Continues Tejani: "We have had a very good relationship with the City Council over the years. They are very supportive of our plan to add a deinking line. We have worked hard to be good for the community and we are proud of the fact that we have brought quite a few jobs to the area. It is also important for us to make sure that our impact on the local environment is minimal. For example, we have a residential area quite close to the mill, so we have to keep our noise level below 34 dB, which we have been able to achieve through solutions such as super quiet motors on our equipment and double walls in some of our buildings."


BIG PERINI LINEUP. The XXL line will be a 5.4 m wide Sincro unit converting about 30,000 tpy of tissue into two-ply toilet rolls.

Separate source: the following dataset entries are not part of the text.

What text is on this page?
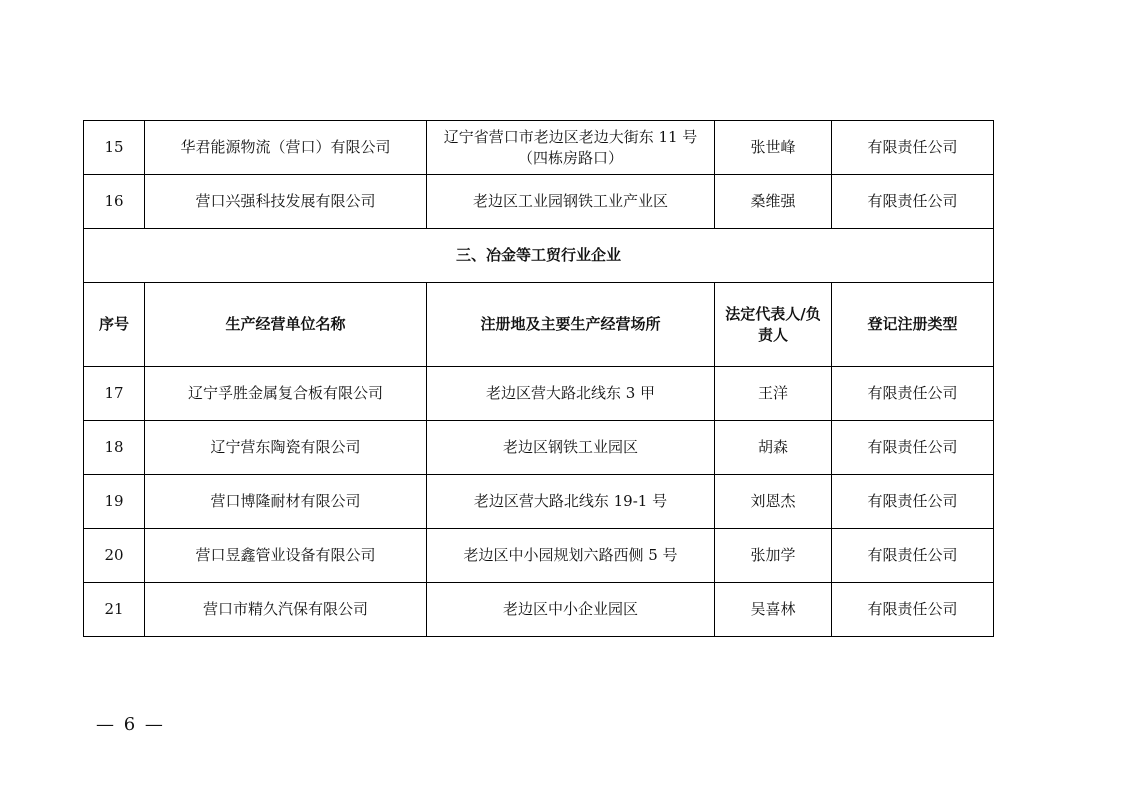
15	华君能源物流（营口）有限公司	辽宁省营口市老边区老边大街东 11 号
（四栋房路口）	张世峰	有限责任公司
16	营口兴强科技发展有限公司	老边区工业园钢铁工业产业区	桑维强	有限责任公司
三、冶金等工贸行业企业				
序号	生产经营单位名称	注册地及主要生产经营场所	法定代表人/负
责人	登记注册类型
17	辽宁孚胜金属复合板有限公司	老边区营大路北线东 3 甲	王洋	有限责任公司
18	辽宁营东陶瓷有限公司	老边区钢铁工业园区	胡森	有限责任公司
19	营口博隆耐材有限公司	老边区营大路北线东 19-1 号	刘恩杰	有限责任公司
20	营口昱鑫管业设备有限公司	老边区中小园规划六路西侧 5 号	张加学	有限责任公司
21	营口市精久汽保有限公司	老边区中小企业园区	吴喜林	有限责任公司
— 6 —
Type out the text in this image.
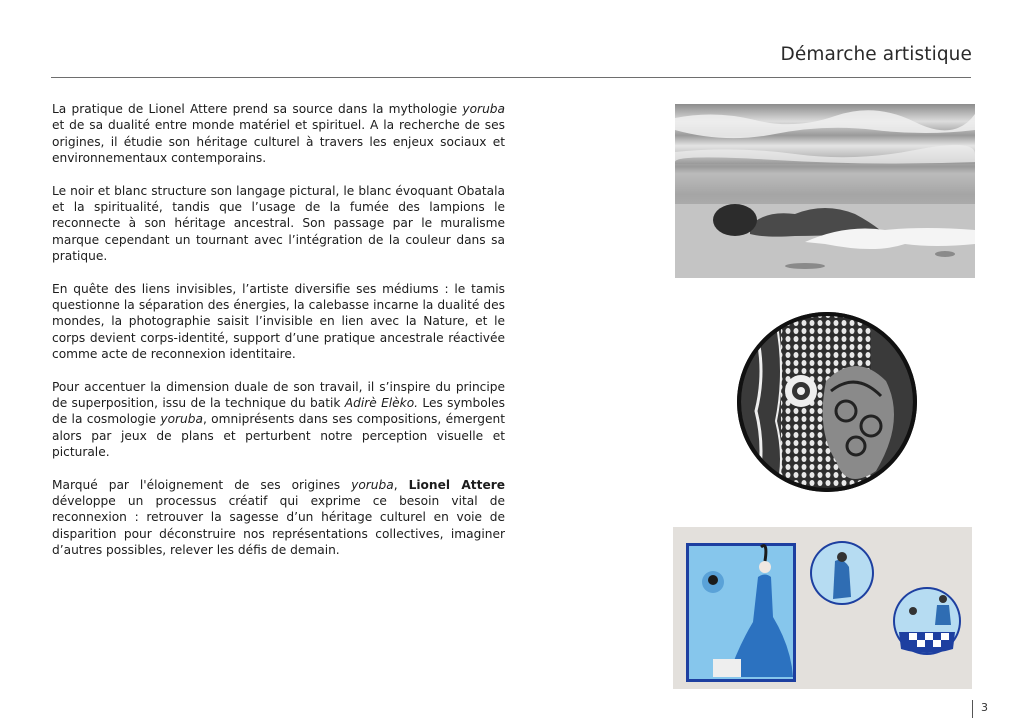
Démarche artistique

La pratique de Lionel Attere prend sa source dans la mythologie yoruba et de sa dualité entre monde matériel et spirituel. A la recherche de ses origines, il étudie son héritage culturel à travers les enjeux sociaux et environnementaux contemporains.

Le noir et blanc structure son langage pictural, le blanc évoquant Obatala et la spiritualité, tandis que l’usage de la fumée des lampions le reconnecte à son héritage ancestral. Son passage par le muralisme marque cependant un tournant avec l’intégration de la couleur dans sa pratique.

En quête des liens invisibles, l’artiste diversifie ses médiums : le tamis questionne la séparation des énergies, la calebasse incarne la dualité des mondes, la photographie saisit l’invisible en lien avec la Nature, et le corps devient corps-identité, support d’une pratique ancestrale réactivée comme acte de reconnexion identitaire.

Pour accentuer la dimension duale de son travail, il s’inspire du principe de superposition, issu de la technique du batik Adirè Elèko. Les symboles de la cosmologie yoruba, omniprésents dans ses compositions, émergent alors par jeux de plans et perturbent notre perception visuelle et picturale.

Marqué par l'éloignement de ses origines yoruba, Lionel Attere développe un processus créatif qui exprime ce besoin vital de reconnexion : retrouver la sagesse d’un héritage culturel en voie de disparition pour déconstruire nos représentations collectives, imaginer d’autres possibles, relever les défis de demain.

3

The XXL line will be the third one that Perini has built with the first two being sold to the CartoInvest Group in Italy. A fourth line has also been sold to another customer, which is confidential at the moment. LPC had looked at various alternatives for its converting needs, but in the end saw the XXL as the best option as it offered a lower capital cost, as well as savings in material and labor. LPC's lineup of Perini equipment is today quite impressive, including the original 813 and 348 lines from the early 1980s, as well as Alfetta and Alfina lines from the early 1990s and seven Sincro lines that were installed between 1994 and 2000. Of course, the lines also contain various other pieces of equipment from Perini such as embossers and log saws. The giant XXL line, set for delivery in autumn 2001, will be LPC's eighth Sincro line. "We have been buying Perini equipment since 1983 and we have always had a close relationship with them," comments Tejani. "It is our company philosophy to build close and loyal relationships with a small number of key suppliers. Perini always seems to be a step ahead with technical developments so we have benefited from that as well. Actually, we consider the Italian tissue equipment companies in general to be a step ahead of the other players on the market. For example, we are also big customers of TMC on the packaging side and OCME for the handling and robotics since we think they serve our needs very well. "Robert Natzel, head of production at LPC agrees: "We continue to add Perini lines at a steady rate and we have been very pleased with the quality and productivity of the equipment." Natzel is part of the experienced mill management team at LPC that also includes Steve Lawe, the paper mill manager, Dave Milligan, paper production manager and George Mudd, chief engineer.


REVENUES INCREASED BY 60% IN 2000/2001. LPC's tissue manufacturing capability has seen tremendous growth in recent years, with revenue in 2000/2001 on target to reach £76 million, a giant 60% increase compared with 1999/2000 (Group turnover £100 million). As the mergers and acquisitions in the tissue sector have reduced the number of options available to retailers, LPC has been able to step in to provide a quality alternative. Says Tejani, "The retailers are not comfortable when they have just one or two suppliers. In the private label market, we are the third option with SCA and Georgia-Pacific (Fort James) being the other two. The retailers have seen that we offer them a good alternative and that has clearly been reflected in our growth in 2000. In addition, the fact that we have our own paper machines also gives us added credibility and respect because our customers know that we can provide them with a higher level of flexibility and service, as well as quality control, since we control a good portion of our paper production - we are no different from the big companies." As far as future plans go, Tejani makes it clear that the company wants to consolidate its position in the UK as the largest independent supplier. "We have these present major investments that will keep us rather busy for now. We also have some other ideas about areas of expansion but for the moment we want to concentrate on the growth that the new paper machine and converting line will allow us." From all indications, it doesn't look like LPC will have too much trouble staying busy, and profitable, for the foreseeable future.